Friday, 14 October 2016

Interesting effects from a new copper glaze

This year, I've spent alot of time playing around with new techniques for creating surface texture, and some of those experiments are starting to bear fruit. I'm also getting pleasing results from combinations of dolomite glazes with my black slip. Applying this glaze to a moderate thickness and firing to just the right temperature is critical in allowing the slip to show through while retaining the lovely, marble-like texture of the dolomite. Below are photos of pieces I recently fired in the electric kiln, all of which were taken up to around cone 9 with a half-hour soak.

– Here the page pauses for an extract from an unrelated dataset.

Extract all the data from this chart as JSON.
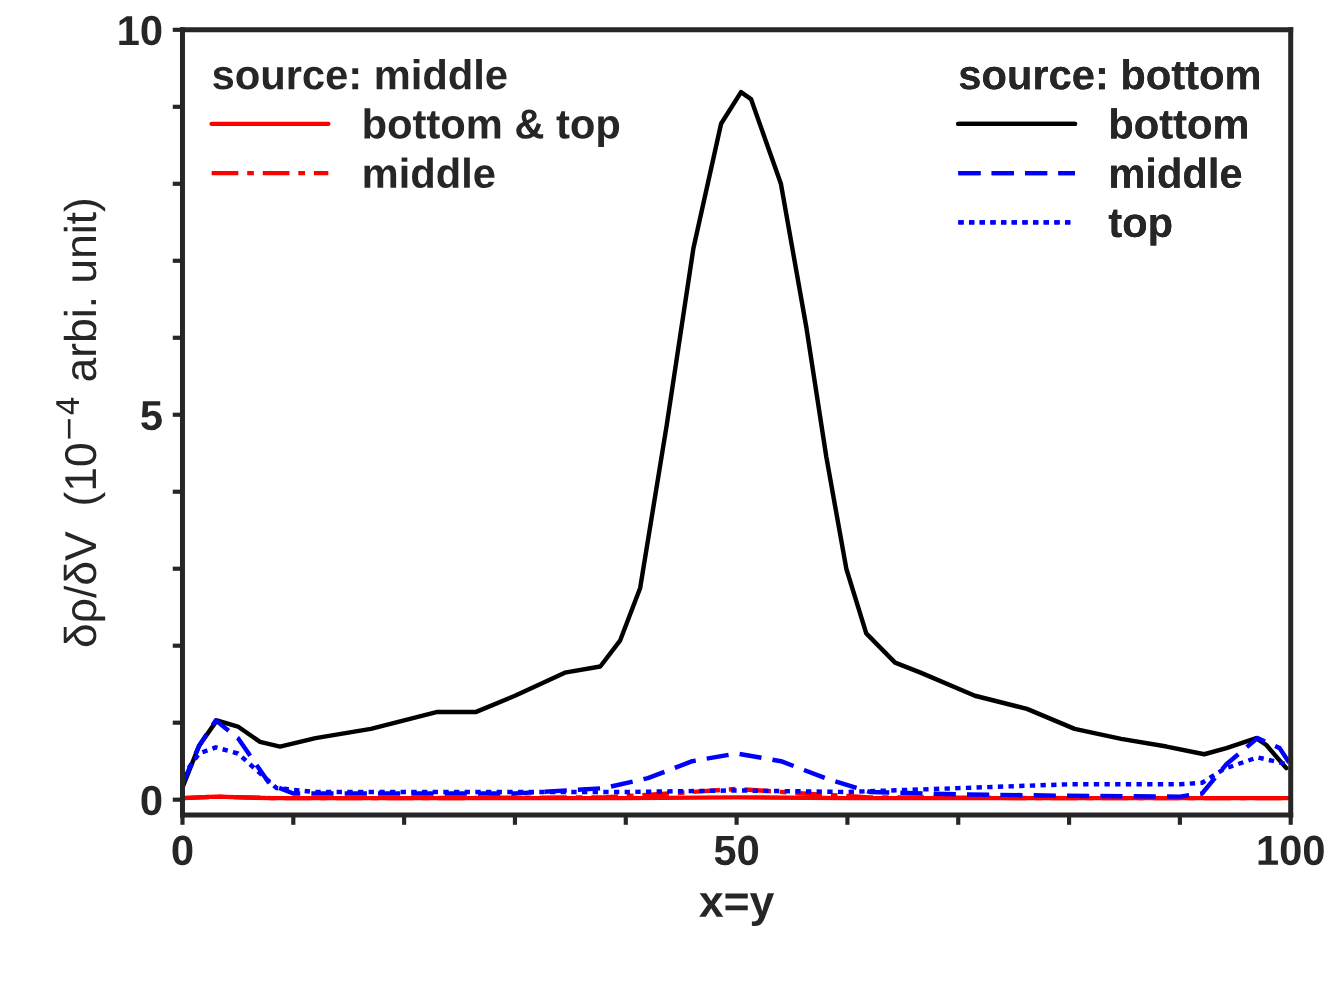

The pots where the glaze has dripped a great deal were given a coating of a new glaze containing copper oxide and carbonate and this produces a very nice range of colours, from dark greys and greens to purple, pink and orange .. the tiny crystal-like orange spots which form in the glaze runs are rather special too. The textured orange-brown glaze on the first vase is also quite interesting as it was made from a mixture of ash from smokeless coal, plus some wood ash (50), china clay (60) plus 2% copper carbonate. The coal ash is highly refractory and doesn't flux to the same extent as wood ash .. also it seems to produce a similar colour whether fired in reduction or oxidation. I like the slightly sandy, coarse texture of this glaze as a contrast with the more shiny, runny copper glaze.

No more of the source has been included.